BioShock - designer interview

BioShock; full of atmosphere, one of the biggest games of the year, and not quite what we expected.

Whether you're going in looking for a shooter or a full-on first-person adventure game, Irrational Game's gorgeous horror from the deep is bound to catch you from behind, and that's why we're convinced it's going to be making waves when it arrives later in the year.

Attempting to outline just some of what we should be expecting from the moody shooter, senior designer Joe McDonagh sat down with us for a chat.

Going in expecting a "first-person adventure," we were caught by surprise. What kind of niche would you say it falls into?

McDonagh: There's this requirement in the industry to really pigeon hole games. We're very clear what this is; this is a shooter. At a certain stage of making this game we realized that if it didn't stand on its own merits as a shooter then it would fail, irrespective of anything else.
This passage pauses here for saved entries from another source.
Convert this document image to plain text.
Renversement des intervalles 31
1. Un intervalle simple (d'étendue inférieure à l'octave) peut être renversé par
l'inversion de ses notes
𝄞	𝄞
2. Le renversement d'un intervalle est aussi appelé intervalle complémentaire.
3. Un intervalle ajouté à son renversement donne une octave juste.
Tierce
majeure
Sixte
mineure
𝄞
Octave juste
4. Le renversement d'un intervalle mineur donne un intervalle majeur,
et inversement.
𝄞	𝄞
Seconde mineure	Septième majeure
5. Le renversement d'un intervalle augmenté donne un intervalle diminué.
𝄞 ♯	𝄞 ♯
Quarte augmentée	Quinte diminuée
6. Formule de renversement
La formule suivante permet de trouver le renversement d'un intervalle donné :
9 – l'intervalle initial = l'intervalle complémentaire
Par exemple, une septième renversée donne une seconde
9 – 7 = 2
We also think that the shooter genre has gotten amazingly stale; we don't think it's fundamentally changed since Half-Life. We think that it's due for a makeover.

One of the analogies Ken [Levine] and I talk about is what happened to the racing genre when Gran Tursimo came out. Prior to that you just had tracks; a series of completely unconnected tracks and a car that you race around the track.

Then when Gran Turismo comes out you get context, you get character development, you get choice - you get all of these interesting things that aren't necessarily associated with the racing genre and now it's become a feature of the genre.

When we look at the shooter genre we think "why am I always playing a straight line? Why are the only tools I have guns? And why do I have no choice over which guns I have and when I use them?" What we wanted to do was really take that choice and put it into the game in a way that was expressed in a physical and tangible way.

That's why we don't talk about RPGs, because for a lot of people RPGs are about numbers and nerdy stats. For us the best part of that is choice; how you grow, how you express yourself.

We don't want to express things in a numerical way. When you get Incinerate 2 in BioShock, which is the upgrade from Incinerate, it's twice as big. You can see that it's better, it's manifestly, physically superior to the first one. That's how we really wanted to bring choice to the genre.